Pinouts and instructions for the motor controllers can be found here: Stepper Controller

Pinouts and manual for the Arduino Nano can be found here: Nano

The commented code for the sketch is attached below. (This may not display well in some browsers so you'll need to download it first and then view it in the Arduino IDE or some other code editor.)

The three buttons on the controller do the following:

Left (brown) button feeds the foam one time.

Middle (black) button moves the cutter back and forth once.

Right (white) button cuts 10 pieces of foam.

You can see this in the video below:

Here is a list of Internet links to various suppliers and resources I used for constructing the Robot Foam Cutter.

Actobotics™ at ServoCity - main source for construction materials.

Fastener Express - excellent source for screws. Economical and ships fast!

Pololu - stepper motor controllers, enhanced Arduino controllers and more.

JGSCraft - Author's web site.

I used erector sets probably before I could walk. For me they've always been a fun sort of 3D puzzle. I'll start to assemble something and then realize that I have to take it partways apart again because the assembly blocks me from reaching a screw or some other critical part. That happened on this project as well, and may happen to you. I've tried to show a logical sequence of the major construction steps. Some of the substeps you'll have to figure out on your own. For example, you have to slide the pulley onto the shaft of the second motor BEFORE you screw the motor to the channel.

Some steps can be done out of sequence. I chose to assemble the belt first and inserted the pulleys inside of it when I mounted the idler pulley and second motor. You can always mount the pulleys and motor first and then wrap the belt around them and attach the hub mount and belt clamp.

Taking enough pictures during the build is a challenge. I tried to take them all as I built the machine, but when it came time to write the Instructable, I found I needed some extra pictures. This meant I had to partially disassemble the machine to back up to that step. This results in some inconsistency in the pictures. The motors may not be positioned the same, parts of a later assembly may show up in what should be an earlier picture, and so on. If you notice this, don't let it distract you. Keep on building!

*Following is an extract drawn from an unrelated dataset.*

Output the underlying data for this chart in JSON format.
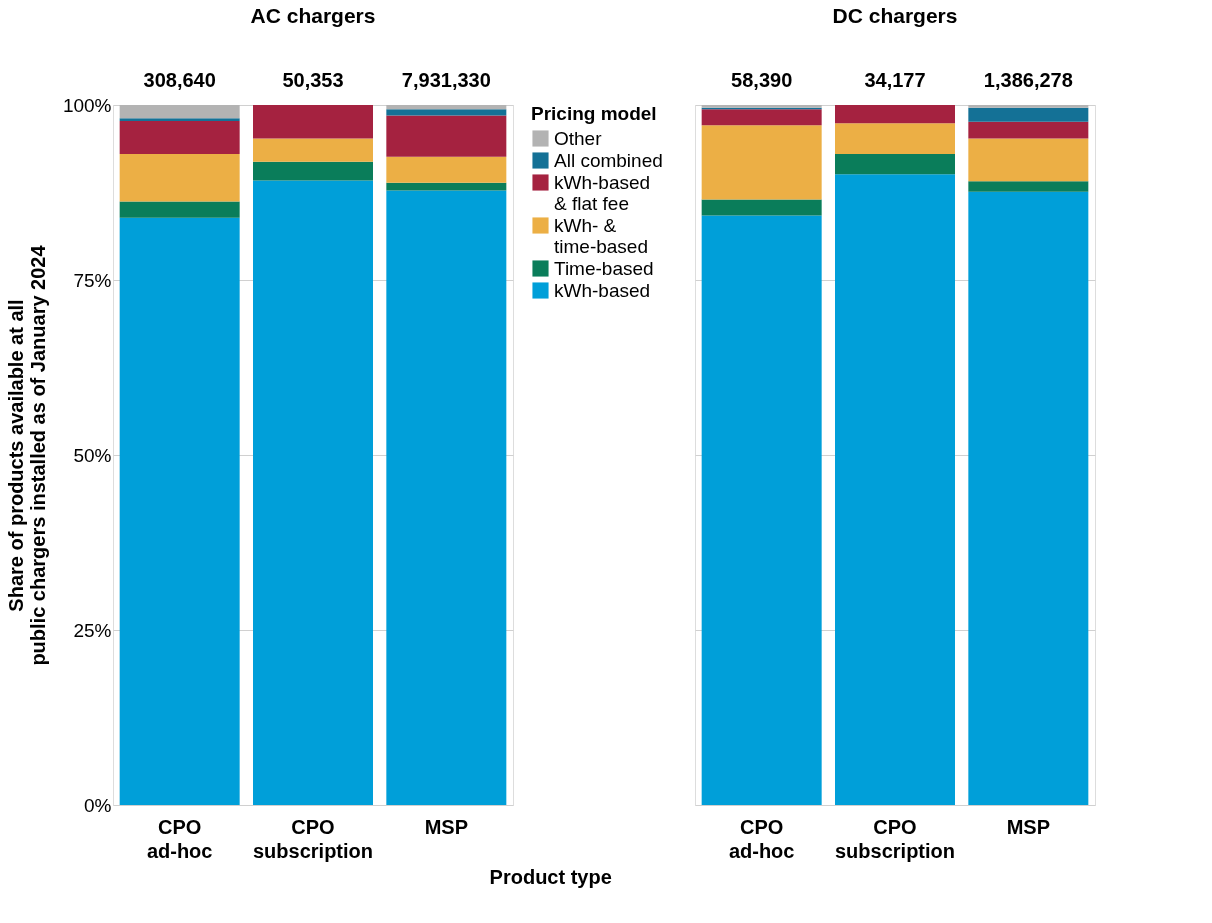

Late in 2019 I made some changes to the design:

• Designed and made parts on my 3D printers for the feet, rollers, guides, cutter head, and electronics case.
• Upper and lower feed rollers (bright green) ensure even feeding and allow different thicknesses of material.
• Top rollers flip up so it's easy to load the material.
• Adjustable guides (Purple) allow for different widths of material.
• Linear rail supports the cutter head.
• Adjustable cutter head uses rotary blades.
• Upgraded the electronics and motor drivers:
  • Control panel can change the length and number of cuts.
  • Uses programmable motor driver
  • Main controller is Microchip PIC
• Uses light-weight carbon fiber shafts to reduce inertia and overall weight.